トランプ大統領の暗号資産会合、デジタル資産主導権獲得に向け米国は「減速しない」と専門家が指摘

ドナルド・トランプ大統領と米国の金融規制当局の幹部らは水曜日、ホワイトハウスで暗号通貨・デジタル資産業界の主要人物を集めた会合を開いた。政権と業界が共に最優先課題と位置づける主要立法が、最終段階に近づいている最中のことである。

デジタル資産業界の業界団体であるThe Digital ChamberのCEO、コーディ・カーボン(Cody Carbone)氏も出席者の一人で、FOX Businessのインタビューで「最大の要点は、世界の暗号資産の首都となるという米国の目標に向けて、減速するつもりはないということだった」と述べた。

「CLARITY法案、つまり我々の前にあるこの法案について多くの議論があった。そして、これを実現したいという願いと必要性があった」とカーボン氏は述べた。同氏は、法案が超党派の支持を得ていること、またトランプ大統領が9月に署名して法制化したい意向を示したことに言及した。

「大統領の発言と討論の内容から、米国政府とトランプ政権が必ずしも立法を待つつもりはないことは非常に明らかだった」とカーボン氏は述べた。
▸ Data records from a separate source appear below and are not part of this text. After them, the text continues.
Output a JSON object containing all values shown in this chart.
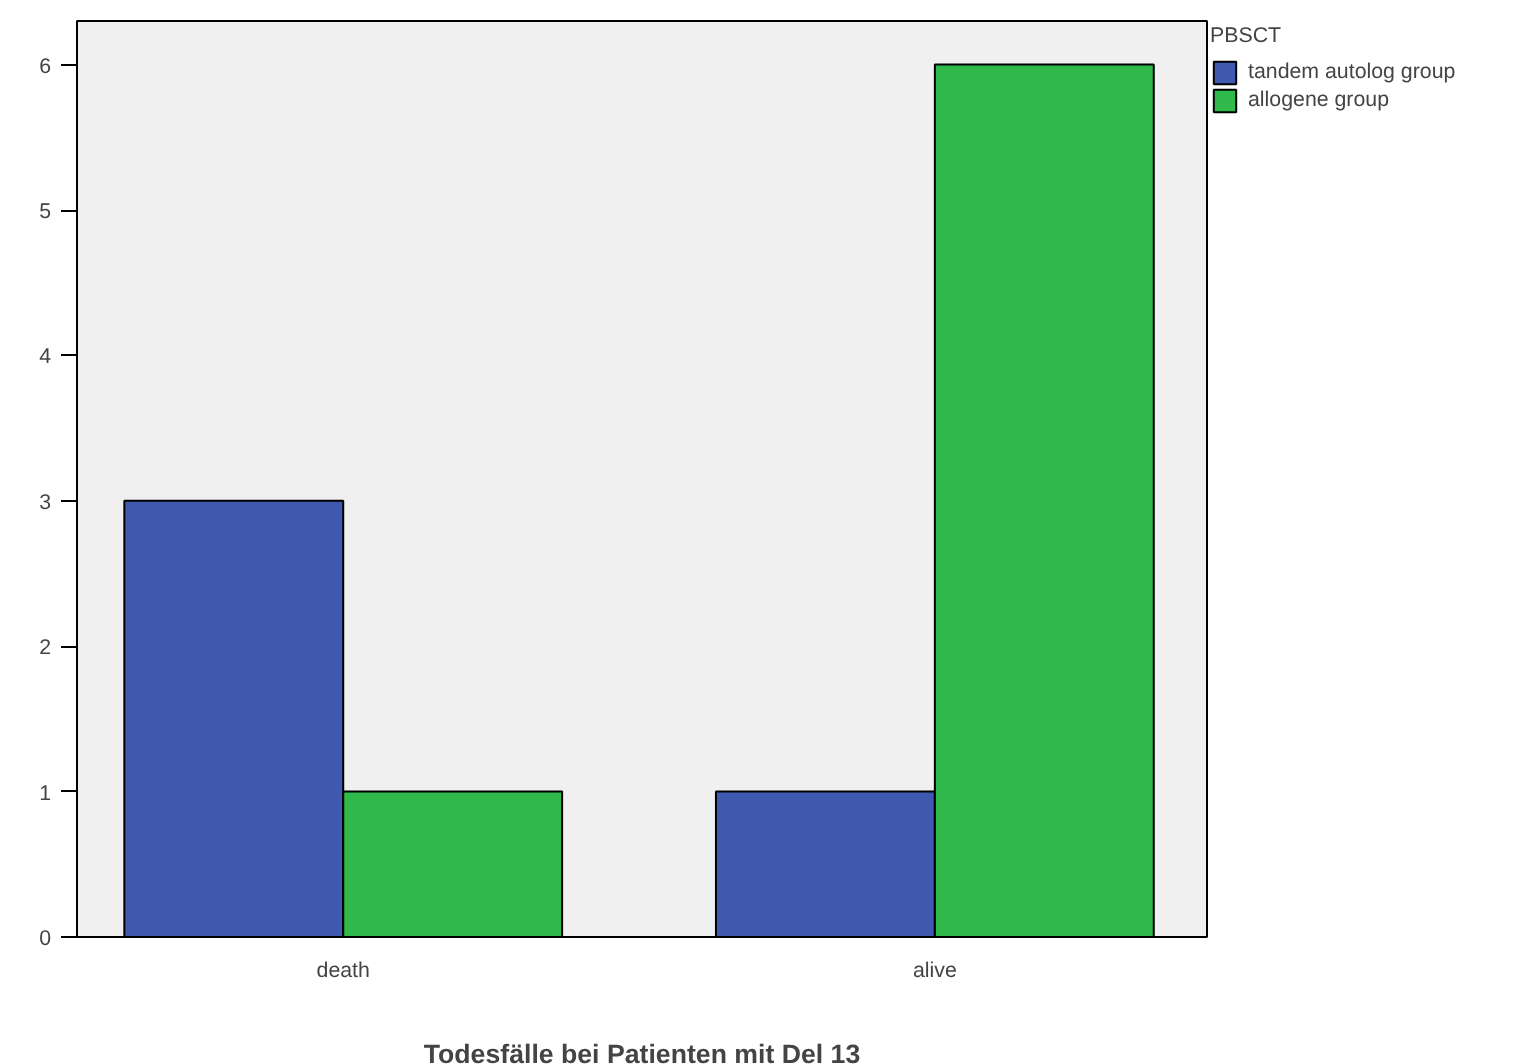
{
  "chart_data": {
    "type": "bar",
    "xlabel": "Todesfälle bei Patienten mit Del 13",
    "legend_title": "PBSCT",
    "categories": [
      "death",
      "alive"
    ],
    "series": [
      {
        "name": "tandem autolog group",
        "color": "#3f58b0",
        "values": [
          3,
          1
        ]
      },
      {
        "name": "allogene group",
        "color": "#2fba4b",
        "values": [
          1,
          6
        ]
      }
    ],
    "ylim": [
      0,
      6.3
    ],
    "yticks": [
      0,
      1,
      2,
      3,
      4,
      5,
      6
    ],
    "grid": false,
    "legend": "top right"
  }
}
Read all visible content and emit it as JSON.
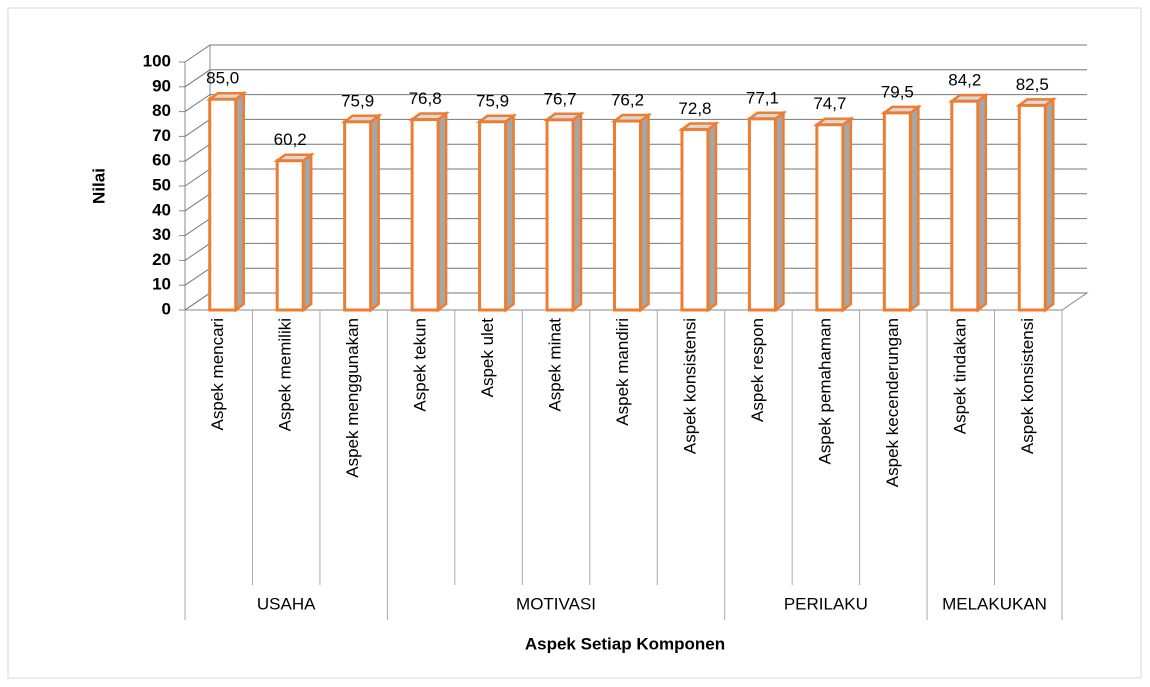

「SECとCFTCは、このホワイトハウスから権限と、非常に迅速に動くという使命を与えられている」

CLARITY法案がもたらすもの

CLARITY法案は、デジタル資産、ネットワークトークン、デジタルコモディティなどの法的定義を確立するとともに、証券取引委員会(SEC)や商品先物取引委員会(CFTC)を含む規制機関に対し、重複したり矛盾したりする規則を生じさせることなく同セクターを規制するための権限を定めるものだ。
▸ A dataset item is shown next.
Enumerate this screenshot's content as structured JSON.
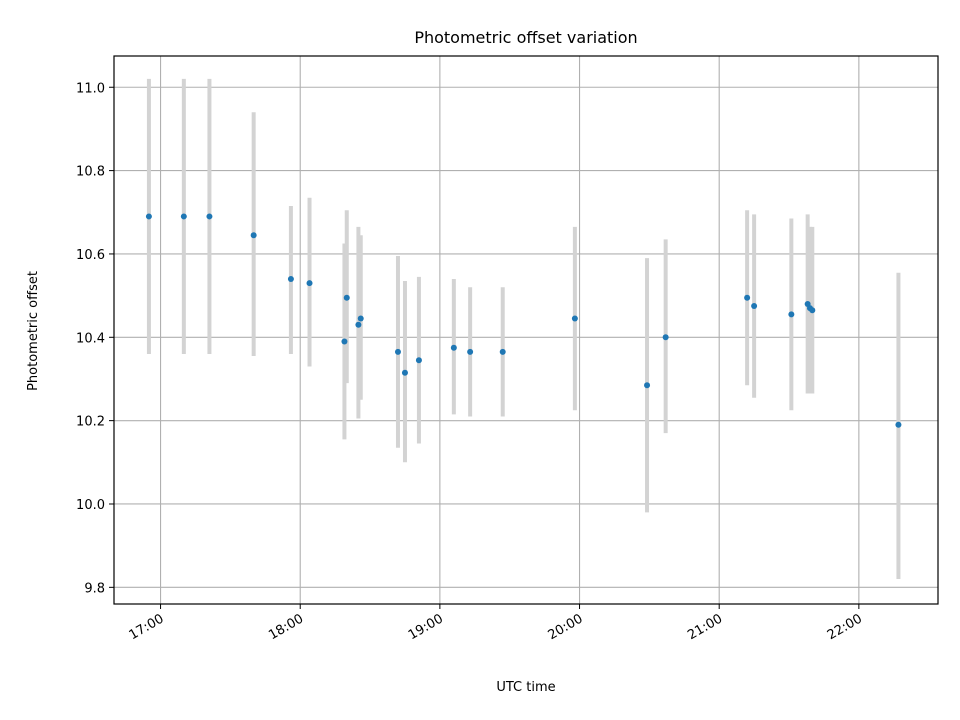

正式名称をデジタル資産市場明確化法案(Digital Asset Market Clarity Act)という同法案は、7月に308対122の票で下院を通過し、残る立法上の障害は上院のみとなっている。両機関に監督権限が分割されていることは業界にとって長年不確実性の要因となっており、トークンが証券であるか商品であるかという問題が、長年にわたる強制措置や法廷闘争の構図を形作ってきた。

「この法案が成し遂げる最大のことは耐久性だ。CLARITY法案によって創設される規制の枠組みが、今後数十年、また数十年と続き続けるだけのものではないことを、人々は理解する必要がある」とカーボン氏は述べ、この法案が構築者、発行者、プラットフォームに規制遵守に関する確実性を与えると付け加えた。

「これは個人投資家や機関投資家に、より多くの消費者保護と、より多くの情報開示をもたらす」と同氏は述べた。「GENIUS法案で見られたように、明確なルールを設定すれば、市場は直ちに反応する。GENIUS法案後の世界における米国のステーブルコイン市場は、最初の年にほぼ一夜にして倍増した。CLARITY法案は市場のその他の部分についても同じことを成し遂げるだろう」

トランプ氏が7月に署名して法制化したGENIUS法案は、決済用ステーブルコインを対象とした初の連邦規制の枠組みを確立した。

上院の日程

上院は9月中旬にCLARITY法案を審議する手続きを開始するとみられている。上院は、11月の中間選挙を控えた10月の長期休会の前に、3週間の会期に入る予定だ。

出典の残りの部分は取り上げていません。